As part of his preparation for the competition, Mr Collumb spent many hours training with Professor Coyle and Dr Attila Korik , the team’s race engineer and a researcher from the Department of Computer Science at Bath. He also received expert advice from Dr Lee Moore , a sports-performance psychologist and researcher from the Department for Health , also at Bath.
Dr Korik said: "This year’s competition was particularly challenging as the tasks were all new and involved complex control scenarios that required Owen to learn new approaches. We also had to develop strategy and innovate new controllers to ensure we could first complete the commands to score maximum and then accelerate the speed of control to achieve winning times.
"The atmosphere during training sessions was highly focused and reminiscent of a Formula One race."
Dr Moore, who taught Mr Collumb to moderate his breathing to optimise his performance, said: "We focused on ensuring Owen had mechanisms and tricks to get into the zone in each race.
"For everyone, brain activity is variable, and anything can influence its dynamics, but this variability can cause problems for the AI that tries to make sense of the brain activity. That’s why it was important for Owen to stabilise his mind and maintain focus even under intense pressure on the day of competition. Our approach to regulating his breathing helped him to relax and perform to his best."
The main event
Following their victory, the team will immediately begin training for CYBATHLON 2024 - the main CYBATHLON event, scheduled to take place in October in an arena in Zurich, where there will be more pressure from additional teams and a live audience of over 2,000 audience members, which is expected to create an amazing atmosphere.
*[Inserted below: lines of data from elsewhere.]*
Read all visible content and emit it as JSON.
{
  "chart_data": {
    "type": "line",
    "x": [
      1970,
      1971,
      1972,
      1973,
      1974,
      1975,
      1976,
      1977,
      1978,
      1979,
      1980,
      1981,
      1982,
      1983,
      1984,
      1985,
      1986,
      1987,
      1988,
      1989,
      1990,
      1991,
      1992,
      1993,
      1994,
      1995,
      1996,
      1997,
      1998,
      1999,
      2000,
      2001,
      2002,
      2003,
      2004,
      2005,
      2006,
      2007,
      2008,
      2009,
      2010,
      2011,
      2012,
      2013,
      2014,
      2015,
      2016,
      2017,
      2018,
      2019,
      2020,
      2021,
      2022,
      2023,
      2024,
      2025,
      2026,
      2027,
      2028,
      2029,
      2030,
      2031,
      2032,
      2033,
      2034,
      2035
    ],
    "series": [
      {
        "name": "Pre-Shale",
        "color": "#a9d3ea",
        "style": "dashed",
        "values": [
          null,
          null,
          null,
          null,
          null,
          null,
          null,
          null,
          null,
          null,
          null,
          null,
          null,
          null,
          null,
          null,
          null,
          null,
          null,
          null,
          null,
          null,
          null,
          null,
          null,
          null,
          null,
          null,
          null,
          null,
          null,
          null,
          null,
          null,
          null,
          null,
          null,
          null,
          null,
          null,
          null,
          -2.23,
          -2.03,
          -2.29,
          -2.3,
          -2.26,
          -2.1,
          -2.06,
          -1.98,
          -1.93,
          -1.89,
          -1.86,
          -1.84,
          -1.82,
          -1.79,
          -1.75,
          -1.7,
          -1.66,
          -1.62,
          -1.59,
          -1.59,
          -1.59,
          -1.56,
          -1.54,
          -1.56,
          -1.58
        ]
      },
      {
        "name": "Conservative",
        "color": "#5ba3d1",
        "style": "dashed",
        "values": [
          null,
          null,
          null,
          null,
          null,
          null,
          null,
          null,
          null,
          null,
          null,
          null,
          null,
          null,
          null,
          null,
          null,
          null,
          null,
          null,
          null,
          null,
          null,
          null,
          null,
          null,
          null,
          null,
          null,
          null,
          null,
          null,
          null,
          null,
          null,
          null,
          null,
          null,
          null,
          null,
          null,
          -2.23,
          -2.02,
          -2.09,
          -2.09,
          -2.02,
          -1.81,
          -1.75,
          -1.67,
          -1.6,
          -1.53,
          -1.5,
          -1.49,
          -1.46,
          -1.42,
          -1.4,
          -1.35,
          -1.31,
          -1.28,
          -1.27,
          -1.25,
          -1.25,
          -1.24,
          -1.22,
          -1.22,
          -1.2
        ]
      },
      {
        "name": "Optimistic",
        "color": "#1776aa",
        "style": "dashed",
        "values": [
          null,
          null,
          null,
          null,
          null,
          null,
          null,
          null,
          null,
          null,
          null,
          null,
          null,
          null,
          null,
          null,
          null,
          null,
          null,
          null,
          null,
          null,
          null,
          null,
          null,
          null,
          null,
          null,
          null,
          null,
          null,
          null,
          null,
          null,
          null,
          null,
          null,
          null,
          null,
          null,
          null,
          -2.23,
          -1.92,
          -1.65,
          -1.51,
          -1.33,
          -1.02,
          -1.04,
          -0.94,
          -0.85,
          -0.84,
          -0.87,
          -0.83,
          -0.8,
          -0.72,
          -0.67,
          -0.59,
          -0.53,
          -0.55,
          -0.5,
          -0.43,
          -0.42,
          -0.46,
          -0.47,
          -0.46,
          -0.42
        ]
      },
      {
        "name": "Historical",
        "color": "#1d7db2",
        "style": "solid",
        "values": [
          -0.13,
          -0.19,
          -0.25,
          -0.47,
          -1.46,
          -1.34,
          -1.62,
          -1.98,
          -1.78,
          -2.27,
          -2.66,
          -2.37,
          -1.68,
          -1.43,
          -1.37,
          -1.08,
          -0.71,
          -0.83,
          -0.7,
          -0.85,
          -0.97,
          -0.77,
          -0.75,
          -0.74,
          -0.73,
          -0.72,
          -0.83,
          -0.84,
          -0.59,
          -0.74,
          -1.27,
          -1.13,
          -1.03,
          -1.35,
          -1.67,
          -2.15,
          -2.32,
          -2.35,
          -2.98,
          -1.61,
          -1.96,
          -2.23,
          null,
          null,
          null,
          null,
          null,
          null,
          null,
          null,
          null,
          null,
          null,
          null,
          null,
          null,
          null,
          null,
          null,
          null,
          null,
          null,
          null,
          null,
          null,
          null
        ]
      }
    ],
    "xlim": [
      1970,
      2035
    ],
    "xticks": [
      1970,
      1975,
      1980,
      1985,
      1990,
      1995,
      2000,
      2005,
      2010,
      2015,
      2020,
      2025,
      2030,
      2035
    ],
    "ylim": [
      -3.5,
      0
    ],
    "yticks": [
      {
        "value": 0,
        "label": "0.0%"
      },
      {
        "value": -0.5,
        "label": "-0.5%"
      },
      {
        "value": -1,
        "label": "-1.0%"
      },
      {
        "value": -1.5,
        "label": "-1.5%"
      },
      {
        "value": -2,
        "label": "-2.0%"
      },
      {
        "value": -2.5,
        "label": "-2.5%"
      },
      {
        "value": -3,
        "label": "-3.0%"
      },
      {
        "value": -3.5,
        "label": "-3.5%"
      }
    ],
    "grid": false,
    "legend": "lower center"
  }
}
This non-profit event - hosted by the university ETH Zurich - challenges universities, companies and NGOs to develop assistive technologies (systems that support and help people with disabilities) to accomplish everyday tasks using only their brain activity.
Professor Damien Coyle said: "Our plan now is to capitalise on everything we’ve learned over the past few months to further innovate and improve our brain-computer interface and develop a training regime that will give us another victory in October.
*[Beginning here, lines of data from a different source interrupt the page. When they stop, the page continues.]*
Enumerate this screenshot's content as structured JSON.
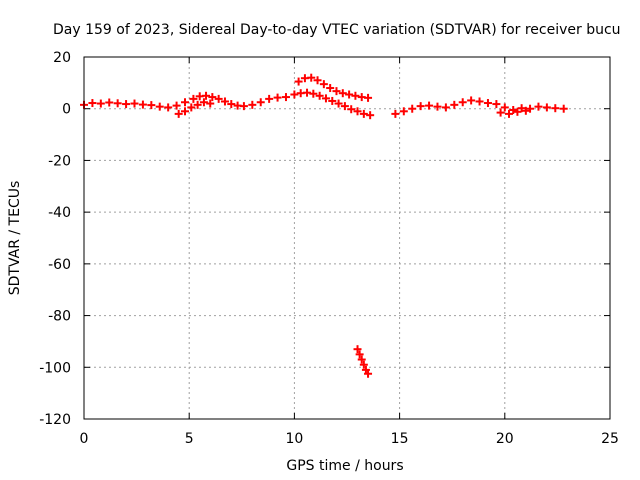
{
  "chart_data": {
    "type": "scatter",
    "title": "Day 159 of 2023, Sidereal Day-to-day VTEC variation (SDTVAR) for receiver bucu",
    "xlabel": "GPS time / hours",
    "ylabel": "SDTVAR / TECUs",
    "xlim": [
      0,
      25
    ],
    "ylim": [
      -120,
      20
    ],
    "xticks": [
      0,
      5,
      10,
      15,
      20,
      25
    ],
    "yticks": [
      -120,
      -100,
      -80,
      -60,
      -40,
      -20,
      0,
      20
    ],
    "grid": true,
    "marker": "plus",
    "colors": {
      "series": "#ff0000",
      "grid": "#a0a0a0",
      "axis": "#000000"
    },
    "series": [
      {
        "name": "SDTVAR",
        "points": [
          [
            0.0,
            1.5
          ],
          [
            0.4,
            2.2
          ],
          [
            0.8,
            2.0
          ],
          [
            1.2,
            2.4
          ],
          [
            1.6,
            2.1
          ],
          [
            2.0,
            1.8
          ],
          [
            2.4,
            2.0
          ],
          [
            2.8,
            1.6
          ],
          [
            3.2,
            1.4
          ],
          [
            3.6,
            0.8
          ],
          [
            4.0,
            0.5
          ],
          [
            4.4,
            1.2
          ],
          [
            4.8,
            2.5
          ],
          [
            5.2,
            3.8
          ],
          [
            5.5,
            4.8
          ],
          [
            5.8,
            5.0
          ],
          [
            6.1,
            4.5
          ],
          [
            6.4,
            3.8
          ],
          [
            6.7,
            2.8
          ],
          [
            7.0,
            1.8
          ],
          [
            7.3,
            1.2
          ],
          [
            7.6,
            1.0
          ],
          [
            8.0,
            1.5
          ],
          [
            8.4,
            2.5
          ],
          [
            8.8,
            3.8
          ],
          [
            9.2,
            4.3
          ],
          [
            9.6,
            4.5
          ],
          [
            10.0,
            5.5
          ],
          [
            10.3,
            6.0
          ],
          [
            10.6,
            6.2
          ],
          [
            10.9,
            5.8
          ],
          [
            11.2,
            5.0
          ],
          [
            11.5,
            4.0
          ],
          [
            11.8,
            3.0
          ],
          [
            12.1,
            2.0
          ],
          [
            12.4,
            1.0
          ],
          [
            12.7,
            -0.2
          ],
          [
            13.0,
            -1.0
          ],
          [
            13.3,
            -2.0
          ],
          [
            13.6,
            -2.5
          ],
          [
            4.5,
            -2.0
          ],
          [
            4.8,
            -1.0
          ],
          [
            5.1,
            0.5
          ],
          [
            5.4,
            1.5
          ],
          [
            5.7,
            2.5
          ],
          [
            6.0,
            2.0
          ],
          [
            10.2,
            10.5
          ],
          [
            10.5,
            11.8
          ],
          [
            10.8,
            12.0
          ],
          [
            11.1,
            11.0
          ],
          [
            11.4,
            9.5
          ],
          [
            11.7,
            8.0
          ],
          [
            12.0,
            6.8
          ],
          [
            12.3,
            6.0
          ],
          [
            12.6,
            5.5
          ],
          [
            12.9,
            5.0
          ],
          [
            13.2,
            4.5
          ],
          [
            13.5,
            4.2
          ],
          [
            13.0,
            -93.0
          ],
          [
            13.1,
            -95.0
          ],
          [
            13.2,
            -97.0
          ],
          [
            13.3,
            -99.0
          ],
          [
            13.4,
            -101.0
          ],
          [
            13.5,
            -102.5
          ],
          [
            14.8,
            -2.0
          ],
          [
            15.2,
            -1.0
          ],
          [
            15.6,
            0.0
          ],
          [
            16.0,
            1.0
          ],
          [
            16.4,
            1.2
          ],
          [
            16.8,
            0.8
          ],
          [
            17.2,
            0.5
          ],
          [
            17.6,
            1.5
          ],
          [
            18.0,
            2.5
          ],
          [
            18.4,
            3.2
          ],
          [
            18.8,
            2.8
          ],
          [
            19.2,
            2.2
          ],
          [
            19.6,
            1.8
          ],
          [
            20.0,
            0.5
          ],
          [
            20.4,
            -0.5
          ],
          [
            20.8,
            0.2
          ],
          [
            21.2,
            0.0
          ],
          [
            21.6,
            0.8
          ],
          [
            22.0,
            0.5
          ],
          [
            22.4,
            0.2
          ],
          [
            22.8,
            0.0
          ],
          [
            19.8,
            -1.5
          ],
          [
            20.2,
            -2.0
          ],
          [
            20.6,
            -1.2
          ],
          [
            21.0,
            -0.8
          ]
        ]
      }
    ]
  }
}
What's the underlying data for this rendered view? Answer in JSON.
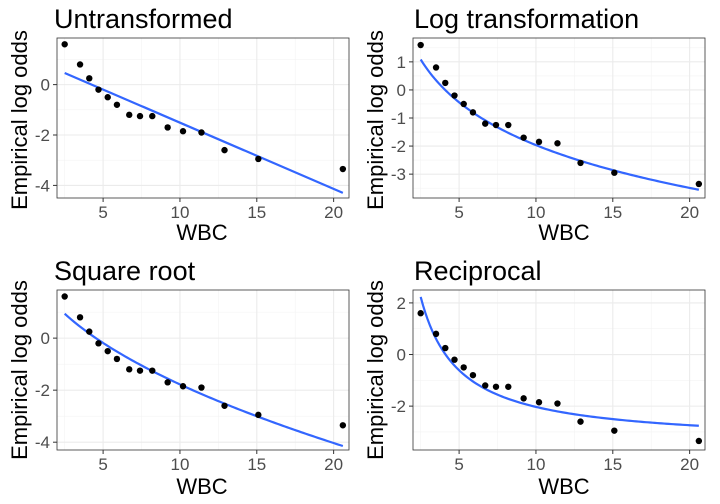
{
  "chart_data": [
    {
      "type": "scatter",
      "title": "Untransformed",
      "xlabel": "WBC",
      "ylabel": "Empirical log odds",
      "x": [
        2.5,
        3.5,
        4.1,
        4.7,
        5.3,
        5.9,
        6.7,
        7.4,
        8.2,
        9.2,
        10.2,
        11.4,
        12.9,
        15.1,
        20.6
      ],
      "y": [
        1.6,
        0.8,
        0.25,
        -0.2,
        -0.5,
        -0.8,
        -1.2,
        -1.25,
        -1.25,
        -1.7,
        -1.85,
        -1.9,
        -2.6,
        -2.95,
        -3.35
      ],
      "fit": {
        "transform": "identity",
        "intercept": 1.12,
        "slope": -0.263
      },
      "xlim": [
        2,
        21
      ],
      "ylim": [
        -4.5,
        1.85
      ],
      "xticks": [
        5,
        10,
        15,
        20
      ],
      "xtick_labels": [
        "5",
        "10",
        "15",
        "20"
      ],
      "yticks": [
        0,
        -2,
        -4
      ],
      "ytick_labels": [
        "0",
        "-2",
        "-4"
      ],
      "grid": true
    },
    {
      "type": "scatter",
      "title": "Log transformation",
      "xlabel": "WBC",
      "ylabel": "Empirical log odds",
      "x": [
        2.5,
        3.5,
        4.1,
        4.7,
        5.3,
        5.9,
        6.7,
        7.4,
        8.2,
        9.2,
        10.2,
        11.4,
        12.9,
        15.1,
        20.6
      ],
      "y": [
        1.6,
        0.8,
        0.25,
        -0.2,
        -0.5,
        -0.8,
        -1.2,
        -1.25,
        -1.25,
        -1.7,
        -1.85,
        -1.9,
        -2.6,
        -2.95,
        -3.35
      ],
      "fit": {
        "transform": "log",
        "intercept": 3.1,
        "slope": -2.2
      },
      "xlim": [
        2,
        21
      ],
      "ylim": [
        -3.85,
        1.85
      ],
      "xticks": [
        5,
        10,
        15,
        20
      ],
      "xtick_labels": [
        "5",
        "10",
        "15",
        "20"
      ],
      "yticks": [
        1,
        0,
        -1,
        -2,
        -3
      ],
      "ytick_labels": [
        "1",
        "0",
        "-1",
        "-2",
        "-3"
      ],
      "grid": true
    },
    {
      "type": "scatter",
      "title": "Square root",
      "xlabel": "WBC",
      "ylabel": "Empirical log odds",
      "x": [
        2.5,
        3.5,
        4.1,
        4.7,
        5.3,
        5.9,
        6.7,
        7.4,
        8.2,
        9.2,
        10.2,
        11.4,
        12.9,
        15.1,
        20.6
      ],
      "y": [
        1.6,
        0.8,
        0.25,
        -0.2,
        -0.5,
        -0.8,
        -1.2,
        -1.25,
        -1.25,
        -1.7,
        -1.85,
        -1.9,
        -2.6,
        -2.95,
        -3.35
      ],
      "fit": {
        "transform": "sqrt",
        "intercept": 3.66,
        "slope": -1.72
      },
      "xlim": [
        2,
        21
      ],
      "ylim": [
        -4.3,
        1.85
      ],
      "xticks": [
        5,
        10,
        15,
        20
      ],
      "xtick_labels": [
        "5",
        "10",
        "15",
        "20"
      ],
      "yticks": [
        0,
        -2,
        -4
      ],
      "ytick_labels": [
        "0",
        "-2",
        "-4"
      ],
      "grid": true
    },
    {
      "type": "scatter",
      "title": "Reciprocal",
      "xlabel": "WBC",
      "ylabel": "Empirical log odds",
      "x": [
        2.5,
        3.5,
        4.1,
        4.7,
        5.3,
        5.9,
        6.7,
        7.4,
        8.2,
        9.2,
        10.2,
        11.4,
        12.9,
        15.1,
        20.6
      ],
      "y": [
        1.6,
        0.8,
        0.25,
        -0.2,
        -0.5,
        -0.8,
        -1.2,
        -1.25,
        -1.25,
        -1.7,
        -1.85,
        -1.9,
        -2.6,
        -2.95,
        -3.35
      ],
      "fit": {
        "transform": "reciprocal",
        "intercept": -3.45,
        "slope": 14.2
      },
      "xlim": [
        2,
        21
      ],
      "ylim": [
        -3.7,
        2.5
      ],
      "xticks": [
        5,
        10,
        15,
        20
      ],
      "xtick_labels": [
        "5",
        "10",
        "15",
        "20"
      ],
      "yticks": [
        2,
        0,
        -2
      ],
      "ytick_labels": [
        "2",
        "0",
        "-2"
      ],
      "grid": true
    }
  ],
  "colors": {
    "fit_line": "#3366ff",
    "points": "#000000",
    "grid": "#ebebeb",
    "border": "#333333"
  }
}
"Owen and the team are fully aware of the effort, sacrifices and commitment required but now, having tasted victory and achieved substantial advances in our neurotechnology framework, we’re more eager to compete and win than ever."
Other members of the NeuroCONCISE team are Dr Naomi du Bois , , Mr Hardeep Sidhu , Mr Robert Clarke and Ms Eesha Shah from the University of Bath and Dr Karl McCreadie and Mr Niall Shane from Ulster University.
The research developed by NeuroCONCISE is supported by the Alan Turing Institute and the EPSRC.